Nevertheless, the growth of the Race for the Cure was phenomenal, taking place in a parallel fashion to the breast cancer diagnosis and treatment revolution that was well underway. It is estimated that, today, over 1.5 million participants raise money through one of several outreach programs sponsored by Susan G. Komen (several name changes of the foundation have occurred over the years, but Susan’s name is always there). Politics, of course, wormed its way into the activities of Susan G. Komen and eventually Nancy Brinker resigned as CEO.

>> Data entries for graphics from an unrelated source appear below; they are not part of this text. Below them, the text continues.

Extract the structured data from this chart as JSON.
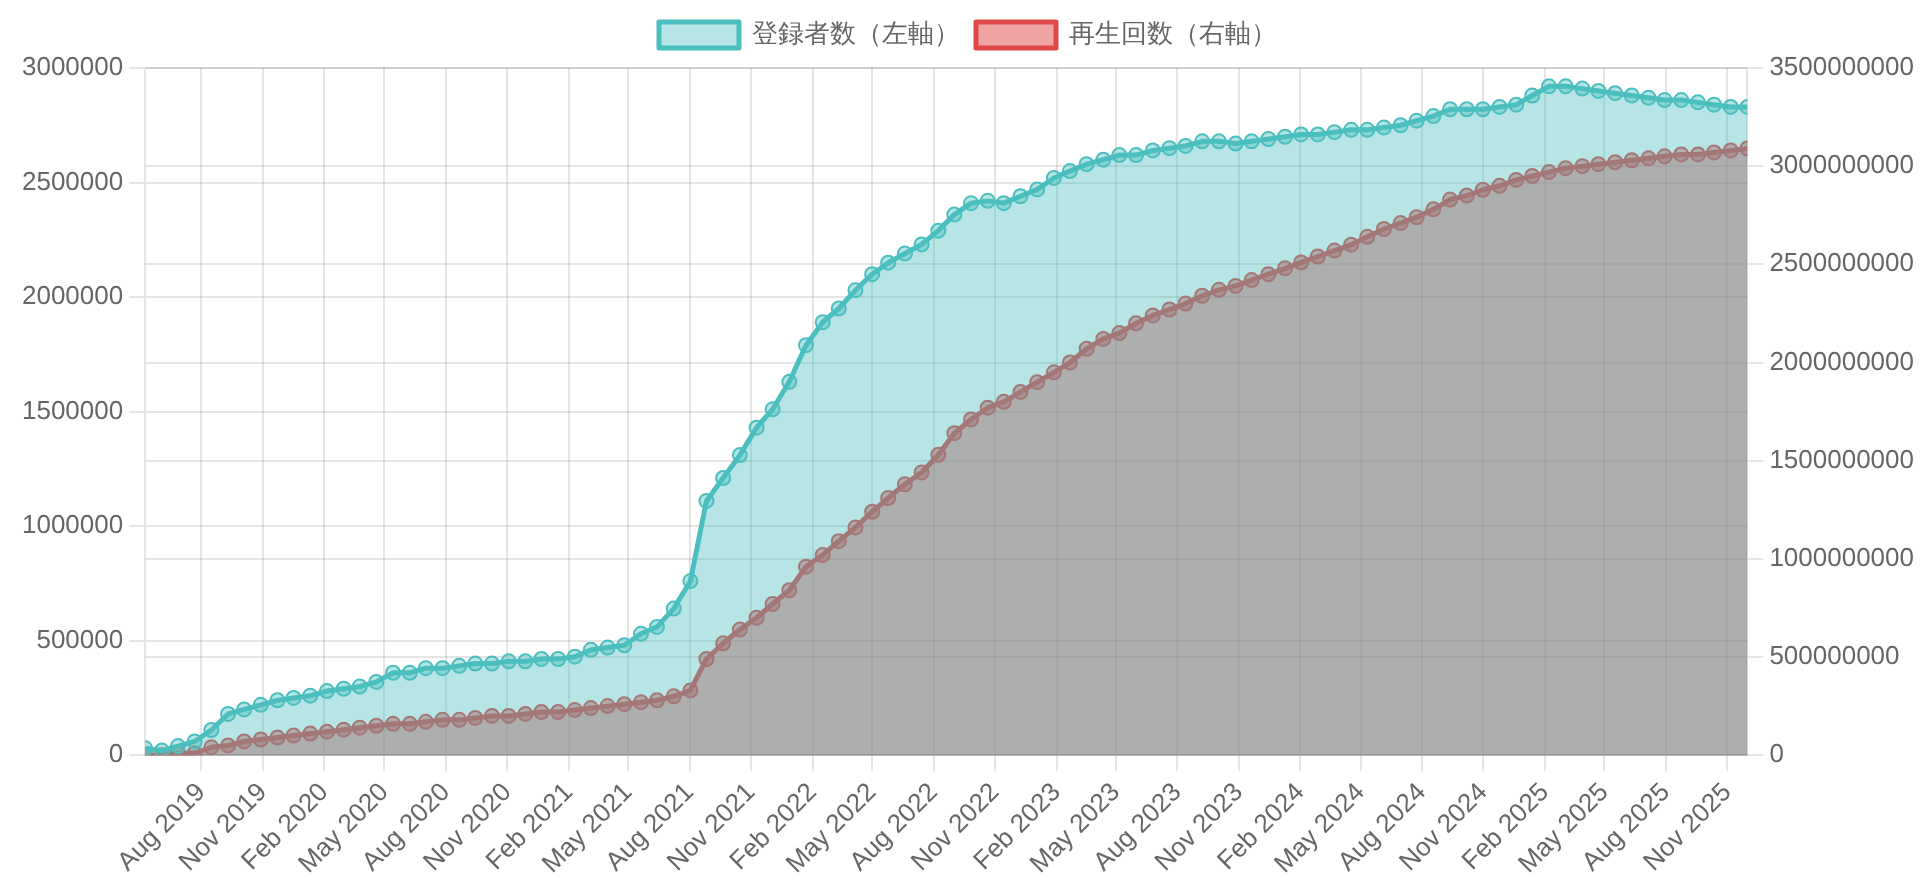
{
  "chart_data": {
    "type": "area",
    "x": [
      "2019-05-09",
      "2019-06-03",
      "2019-06-27",
      "2019-07-22",
      "2019-08-16",
      "2019-09-10",
      "2019-10-04",
      "2019-10-29",
      "2019-11-23",
      "2019-12-17",
      "2020-01-11",
      "2020-02-05",
      "2020-03-01",
      "2020-03-25",
      "2020-04-19",
      "2020-05-14",
      "2020-06-08",
      "2020-07-02",
      "2020-07-27",
      "2020-08-21",
      "2020-09-14",
      "2020-10-09",
      "2020-11-03",
      "2020-11-28",
      "2020-12-22",
      "2021-01-16",
      "2021-02-10",
      "2021-03-06",
      "2021-03-31",
      "2021-04-25",
      "2021-05-20",
      "2021-06-13",
      "2021-07-08",
      "2021-08-02",
      "2021-08-26",
      "2021-09-20",
      "2021-10-15",
      "2021-11-09",
      "2021-12-03",
      "2021-12-28",
      "2022-01-22",
      "2022-02-16",
      "2022-03-12",
      "2022-04-06",
      "2022-05-01",
      "2022-05-25",
      "2022-06-19",
      "2022-07-14",
      "2022-08-08",
      "2022-09-01",
      "2022-09-26",
      "2022-10-21",
      "2022-11-14",
      "2022-12-09",
      "2023-01-03",
      "2023-01-28",
      "2023-02-21",
      "2023-03-18",
      "2023-04-12",
      "2023-05-06",
      "2023-05-31",
      "2023-06-25",
      "2023-07-20",
      "2023-08-13",
      "2023-09-07",
      "2023-10-02",
      "2023-10-27",
      "2023-11-20",
      "2023-12-15",
      "2024-01-09",
      "2024-02-02",
      "2024-02-27",
      "2024-03-23",
      "2024-04-17",
      "2024-05-11",
      "2024-06-05",
      "2024-06-30",
      "2024-07-24",
      "2024-08-18",
      "2024-09-12",
      "2024-10-07",
      "2024-10-31",
      "2024-11-25",
      "2024-12-20",
      "2025-01-13",
      "2025-02-07",
      "2025-03-04",
      "2025-03-29",
      "2025-04-22",
      "2025-05-17",
      "2025-06-11",
      "2025-07-06",
      "2025-07-30",
      "2025-08-24",
      "2025-09-18",
      "2025-10-12",
      "2025-11-06",
      "2025-12-01"
    ],
    "series": [
      {
        "name": "登録者数（左軸）",
        "color": "#4bbfbf",
        "axis": "y",
        "values": [
          30000,
          20000,
          40000,
          60000,
          110000,
          180000,
          200000,
          220000,
          240000,
          250000,
          260000,
          280000,
          290000,
          300000,
          320000,
          360000,
          360000,
          380000,
          380000,
          390000,
          400000,
          400000,
          410000,
          410000,
          420000,
          420000,
          430000,
          460000,
          470000,
          480000,
          530000,
          560000,
          640000,
          760000,
          1110000,
          1210000,
          1310000,
          1430000,
          1510000,
          1630000,
          1790000,
          1890000,
          1950000,
          2030000,
          2100000,
          2150000,
          2190000,
          2230000,
          2290000,
          2360000,
          2410000,
          2420000,
          2410000,
          2440000,
          2470000,
          2520000,
          2550000,
          2580000,
          2600000,
          2620000,
          2620000,
          2640000,
          2650000,
          2660000,
          2680000,
          2680000,
          2670000,
          2680000,
          2690000,
          2700000,
          2710000,
          2710000,
          2720000,
          2730000,
          2730000,
          2740000,
          2750000,
          2770000,
          2790000,
          2820000,
          2820000,
          2820000,
          2830000,
          2840000,
          2880000,
          2920000,
          2920000,
          2910000,
          2900000,
          2890000,
          2880000,
          2870000,
          2860000,
          2860000,
          2850000,
          2840000,
          2830000,
          2830000
        ]
      },
      {
        "name": "再生回数（右軸）",
        "color": "#e04848",
        "axis": "y2",
        "values": [
          0,
          0,
          10000000,
          10000000,
          40000000,
          50000000,
          70000000,
          80000000,
          90000000,
          100000000,
          110000000,
          120000000,
          130000000,
          140000000,
          150000000,
          160000000,
          160000000,
          170000000,
          180000000,
          180000000,
          190000000,
          200000000,
          200000000,
          210000000,
          220000000,
          220000000,
          230000000,
          240000000,
          250000000,
          260000000,
          270000000,
          280000000,
          300000000,
          330000000,
          490000000,
          570000000,
          640000000,
          700000000,
          770000000,
          840000000,
          960000000,
          1020000000,
          1090000000,
          1160000000,
          1240000000,
          1310000000,
          1380000000,
          1440000000,
          1530000000,
          1640000000,
          1710000000,
          1770000000,
          1800000000,
          1850000000,
          1900000000,
          1950000000,
          2000000000,
          2070000000,
          2120000000,
          2150000000,
          2200000000,
          2240000000,
          2270000000,
          2300000000,
          2340000000,
          2370000000,
          2390000000,
          2420000000,
          2450000000,
          2480000000,
          2510000000,
          2540000000,
          2570000000,
          2600000000,
          2640000000,
          2680000000,
          2710000000,
          2740000000,
          2780000000,
          2830000000,
          2850000000,
          2880000000,
          2900000000,
          2930000000,
          2950000000,
          2970000000,
          2990000000,
          3000000000,
          3010000000,
          3020000000,
          3030000000,
          3040000000,
          3050000000,
          3060000000,
          3060000000,
          3070000000,
          3080000000,
          3090000000
        ]
      }
    ],
    "xlim": [
      "2019-05-09",
      "2025-12-01"
    ],
    "xticks": [
      {
        "value": "2019-08-01",
        "label": "Aug 2019"
      },
      {
        "value": "2019-11-01",
        "label": "Nov 2019"
      },
      {
        "value": "2020-02-01",
        "label": "Feb 2020"
      },
      {
        "value": "2020-05-01",
        "label": "May 2020"
      },
      {
        "value": "2020-08-01",
        "label": "Aug 2020"
      },
      {
        "value": "2020-11-01",
        "label": "Nov 2020"
      },
      {
        "value": "2021-02-01",
        "label": "Feb 2021"
      },
      {
        "value": "2021-05-01",
        "label": "May 2021"
      },
      {
        "value": "2021-08-01",
        "label": "Aug 2021"
      },
      {
        "value": "2021-11-01",
        "label": "Nov 2021"
      },
      {
        "value": "2022-02-01",
        "label": "Feb 2022"
      },
      {
        "value": "2022-05-01",
        "label": "May 2022"
      },
      {
        "value": "2022-08-01",
        "label": "Aug 2022"
      },
      {
        "value": "2022-11-01",
        "label": "Nov 2022"
      },
      {
        "value": "2023-02-01",
        "label": "Feb 2023"
      },
      {
        "value": "2023-05-01",
        "label": "May 2023"
      },
      {
        "value": "2023-08-01",
        "label": "Aug 2023"
      },
      {
        "value": "2023-11-01",
        "label": "Nov 2023"
      },
      {
        "value": "2024-02-01",
        "label": "Feb 2024"
      },
      {
        "value": "2024-05-01",
        "label": "May 2024"
      },
      {
        "value": "2024-08-01",
        "label": "Aug 2024"
      },
      {
        "value": "2024-11-01",
        "label": "Nov 2024"
      },
      {
        "value": "2025-02-01",
        "label": "Feb 2025"
      },
      {
        "value": "2025-05-01",
        "label": "May 2025"
      },
      {
        "value": "2025-08-01",
        "label": "Aug 2025"
      },
      {
        "value": "2025-11-01",
        "label": "Nov 2025"
      }
    ],
    "ylim": [
      0,
      3000000
    ],
    "yticks": [
      0,
      500000,
      1000000,
      1500000,
      2000000,
      2500000,
      3000000
    ],
    "y2lim": [
      0,
      3500000000
    ],
    "y2ticks": [
      0,
      500000000,
      1000000000,
      1500000000,
      2000000000,
      2500000000,
      3000000000,
      3500000000
    ],
    "grid": true,
    "legend": "top",
    "marker": "circle",
    "line_style": "solid"
  }
}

Back to Breast Cancer Awareness in the spooky month of October. Around 1985 or 1986, the American Cancer Society teamed up with a pharmaceutical company that later became Zeneca, then AstraZeneca, announcing October as National Breast Cancer Awareness month. Zeneca was criticized for self-serving interest since they manufactured pharmaceuticals used for breast cancer. But they had, in fact, done their own internal audit on employees, showing that it was cheaper to screen with mammograms for an early diagnosis than to do nothing and pay for treatment of more advanced disease.

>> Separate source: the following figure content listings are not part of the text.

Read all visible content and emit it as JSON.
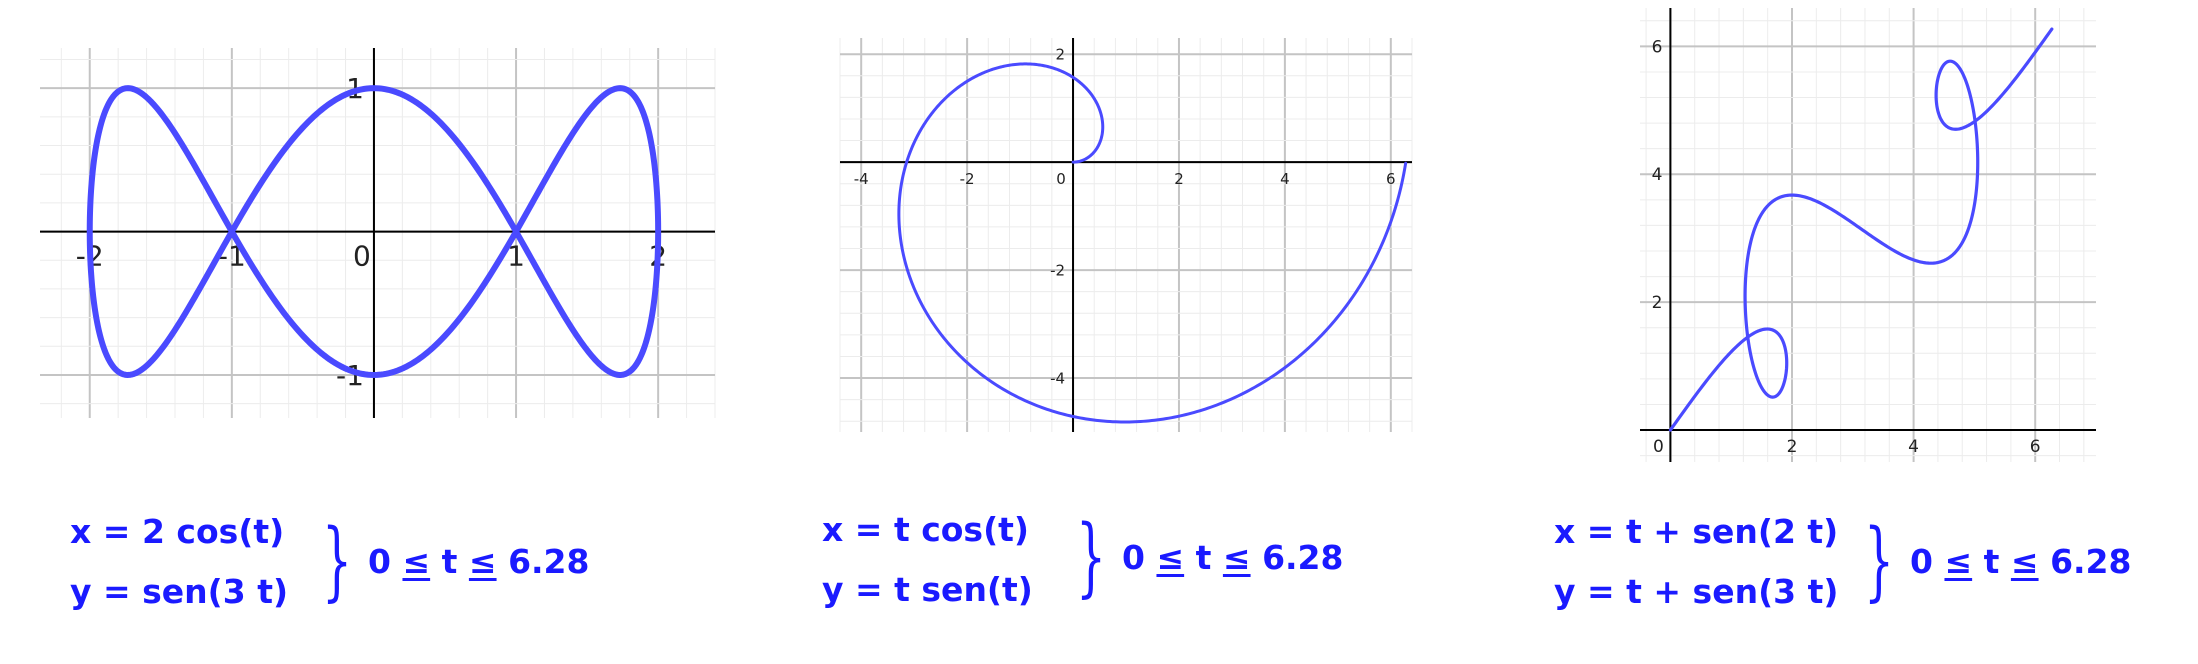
{
  "chart_data": [
    {
      "type": "line",
      "title": "",
      "param": {
        "x": "2cos(t)",
        "y": "sin(3t)",
        "t_range": [
          0,
          6.28
        ]
      },
      "xlim": [
        -2.35,
        2.4
      ],
      "ylim": [
        -1.3,
        1.28
      ],
      "x_ticks": [
        "-2",
        "-1",
        "0",
        "1",
        "2"
      ],
      "y_ticks": [
        "1",
        "-1"
      ],
      "grid": true,
      "line_color": "#4a4aff",
      "equation": {
        "x_var": "x",
        "x_expr": "2  cos(t)",
        "y_var": "y",
        "y_expr": "sen(3 t)",
        "t_min": "0",
        "t_max": "6.28",
        "le": "≤",
        "t": "t"
      }
    },
    {
      "type": "line",
      "title": "",
      "param": {
        "x": "t·cos(t)",
        "y": "t·sin(t)",
        "t_range": [
          0,
          6.28
        ]
      },
      "xlim": [
        -4.4,
        6.4
      ],
      "ylim": [
        -5.0,
        2.3
      ],
      "x_ticks": [
        "-4",
        "-2",
        "0",
        "2",
        "4",
        "6"
      ],
      "y_ticks": [
        "2",
        "-2",
        "-4"
      ],
      "grid": true,
      "line_color": "#4a4aff",
      "equation": {
        "x_var": "x",
        "x_expr": "t  cos(t)",
        "y_var": "y",
        "y_expr": "t  sen(t)",
        "t_min": "0",
        "t_max": "6.28",
        "le": "≤",
        "t": "t"
      }
    },
    {
      "type": "line",
      "title": "",
      "param": {
        "x": "t + sin(2t)",
        "y": "t + sin(3t)",
        "t_range": [
          0,
          6.28
        ]
      },
      "xlim": [
        -0.5,
        7.0
      ],
      "ylim": [
        -0.5,
        6.6
      ],
      "x_ticks": [
        "0",
        "2",
        "4",
        "6"
      ],
      "y_ticks": [
        "6",
        "4",
        "2"
      ],
      "grid": true,
      "line_color": "#4a4aff",
      "equation": {
        "x_var": "x",
        "x_expr": "t + sen(2 t)",
        "y_var": "y",
        "y_expr": "t + sen(3 t)",
        "t_min": "0",
        "t_max": "6.28",
        "le": "≤",
        "t": "t"
      }
    }
  ]
}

At this same time, the famous (or infamous) Breast Cancer Detection Demonstration Project was reporting results indicating that massive screening of the general population in the U.S. was both feasible and effective. The BCDDP was sponsored by the American Cancer Society and the National Cancer Institute, both organizations riding the waves of the War on Cancer legislation signed by President Nixon in 1971. So, by the mid-80s, the policy makers were wildly enthusiastic about general population screening with mammography, and it was a case of “full steam ahead.”

Still…why October?

I’ve not been able to nail down the definitive reason for selecting October as Breast Cancer Awareness Month, but I have a theory. Even though I can’t find the link between the rapid rise of the Susan G. Komen Foundation and the proclamation made by the American Cancer Society, I think the answer might be found by looking at Susan Goodman Komen’s birthday – she was born on October 31, 1943. She would have been 76 this coming Halloween.